Il attend un instant, croyant que je vais lire, mais je ne bouge point. Après quoi, il se lève :

— Je comprends, monsieur, que vous préfériez être seul pour en prendre connaissance. Que Dieu vous aide ! Si vous le permettez, je reviendrai dans quelque temps.

La porte bat : je me retrouve seul. Et je contemple l’enveloppe blanche sur laquelle mon nom n’est même pas écrit, cette enveloppe qui, paraît-il, vient de ma fille, où elle a mis peut-être sa vraie pensée, où je trouverai, m’assure-t-on, ma première consolation.

Près de quarante-huit heures s’écoulèrent, le croiriez-vous ? durant lesquelles je n’y touchai pas, tant j’avais l’effroi de ne trouver que des phrases pieuses, l’espoir d’y découvrir que j’étais encore aimé, et une crainte sourde de me heurter à de nouvelles douleurs.

Enfin, vaincu par le désir d’approcher une dernière fois ma fille, je sortis, en tremblant, le feuillet, et je lus.

Que je dise tout de suite que je n’ai plus la possibilité de montrer cette lettre, cette confession plutôt : je l’ai brûlée. Elle n’était pas d’ailleurs de la main de Geneviève, trop faible déjà pour écrire elle-même. Le contenu, cependant, en reste gravé là… Il y a des phrases qu’on lit une fois et qui s’impriment au fer rouge. Ces phrases, non plus, je ne les répéterai pas. Trop souvent, depuis lors, je me suis demandé s’il n’eût pas été mieux de les ignorer !… En revanche, pour vous éclairer, il est nécessaire de résumer l’essentiel…

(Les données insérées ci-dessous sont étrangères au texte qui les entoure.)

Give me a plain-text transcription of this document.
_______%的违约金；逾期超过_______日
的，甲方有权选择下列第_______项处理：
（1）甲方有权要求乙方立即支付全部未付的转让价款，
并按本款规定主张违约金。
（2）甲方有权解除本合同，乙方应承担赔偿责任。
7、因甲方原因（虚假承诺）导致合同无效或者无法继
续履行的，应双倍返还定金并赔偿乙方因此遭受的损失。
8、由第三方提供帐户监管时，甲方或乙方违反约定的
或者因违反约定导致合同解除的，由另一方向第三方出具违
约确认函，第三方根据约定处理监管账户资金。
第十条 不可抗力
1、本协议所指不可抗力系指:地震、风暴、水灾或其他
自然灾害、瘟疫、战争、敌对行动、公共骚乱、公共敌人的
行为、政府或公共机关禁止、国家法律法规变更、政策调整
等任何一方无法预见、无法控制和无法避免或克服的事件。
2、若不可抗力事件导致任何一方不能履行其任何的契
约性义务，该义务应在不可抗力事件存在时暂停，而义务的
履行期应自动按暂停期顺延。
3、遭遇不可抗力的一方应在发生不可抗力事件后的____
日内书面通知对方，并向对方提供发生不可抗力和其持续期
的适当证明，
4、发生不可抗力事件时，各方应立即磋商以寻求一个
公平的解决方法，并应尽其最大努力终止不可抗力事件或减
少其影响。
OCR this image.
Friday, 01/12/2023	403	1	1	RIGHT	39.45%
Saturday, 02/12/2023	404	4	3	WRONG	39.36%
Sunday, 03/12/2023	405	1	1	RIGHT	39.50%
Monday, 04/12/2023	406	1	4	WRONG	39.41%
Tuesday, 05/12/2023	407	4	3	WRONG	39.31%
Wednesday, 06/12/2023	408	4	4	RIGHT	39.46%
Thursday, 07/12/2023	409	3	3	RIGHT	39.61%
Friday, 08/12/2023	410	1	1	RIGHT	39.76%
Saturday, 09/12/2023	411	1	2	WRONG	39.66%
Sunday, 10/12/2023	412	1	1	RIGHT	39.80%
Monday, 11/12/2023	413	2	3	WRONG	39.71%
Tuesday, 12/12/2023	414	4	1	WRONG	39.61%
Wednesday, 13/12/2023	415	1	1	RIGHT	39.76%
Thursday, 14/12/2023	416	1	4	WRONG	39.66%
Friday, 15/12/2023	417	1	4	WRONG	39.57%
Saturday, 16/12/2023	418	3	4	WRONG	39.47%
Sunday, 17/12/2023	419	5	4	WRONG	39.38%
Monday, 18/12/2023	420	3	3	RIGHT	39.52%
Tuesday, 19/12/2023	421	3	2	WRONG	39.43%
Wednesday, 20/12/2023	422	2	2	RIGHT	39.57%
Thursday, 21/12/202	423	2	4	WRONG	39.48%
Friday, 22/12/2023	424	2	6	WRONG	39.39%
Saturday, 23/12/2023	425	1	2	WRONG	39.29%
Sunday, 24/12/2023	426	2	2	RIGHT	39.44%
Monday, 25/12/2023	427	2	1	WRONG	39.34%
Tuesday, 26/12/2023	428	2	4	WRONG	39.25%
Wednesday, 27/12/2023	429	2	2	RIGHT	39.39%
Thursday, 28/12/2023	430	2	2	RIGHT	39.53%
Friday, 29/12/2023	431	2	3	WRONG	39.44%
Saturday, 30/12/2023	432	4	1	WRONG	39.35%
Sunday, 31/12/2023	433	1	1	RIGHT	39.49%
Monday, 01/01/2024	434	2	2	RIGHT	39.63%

Et d’abord, ma fille me demandait pardon ! oui, — pardon de m’avoir quitté, pardon de s’être dérobée à l’immense tendresse qu’elle savait lui être donnée, pardon de n’avoir pas dit comme elle me la rendait…

Je sais bien qu’à la veille de sa vêture, elle m’avait écrit les mêmes choses : mais alors, elle obéissait à une règle, tandis que maintenant rien ne l’obligeait à rappeler ainsi notre passé, rien surtout ne l’obligeait à le justifier. Or, monsieur, la suite n’avait pas d’autre objet.

Acte d’humilité, avait dit l’aumônier. Suprême élan de contrition ? possible encore… Avant tout, besoin de m’expliquer, à moi le père, pourquoi j’avais été torturé et quelle fatalité supérieure dicte les événements.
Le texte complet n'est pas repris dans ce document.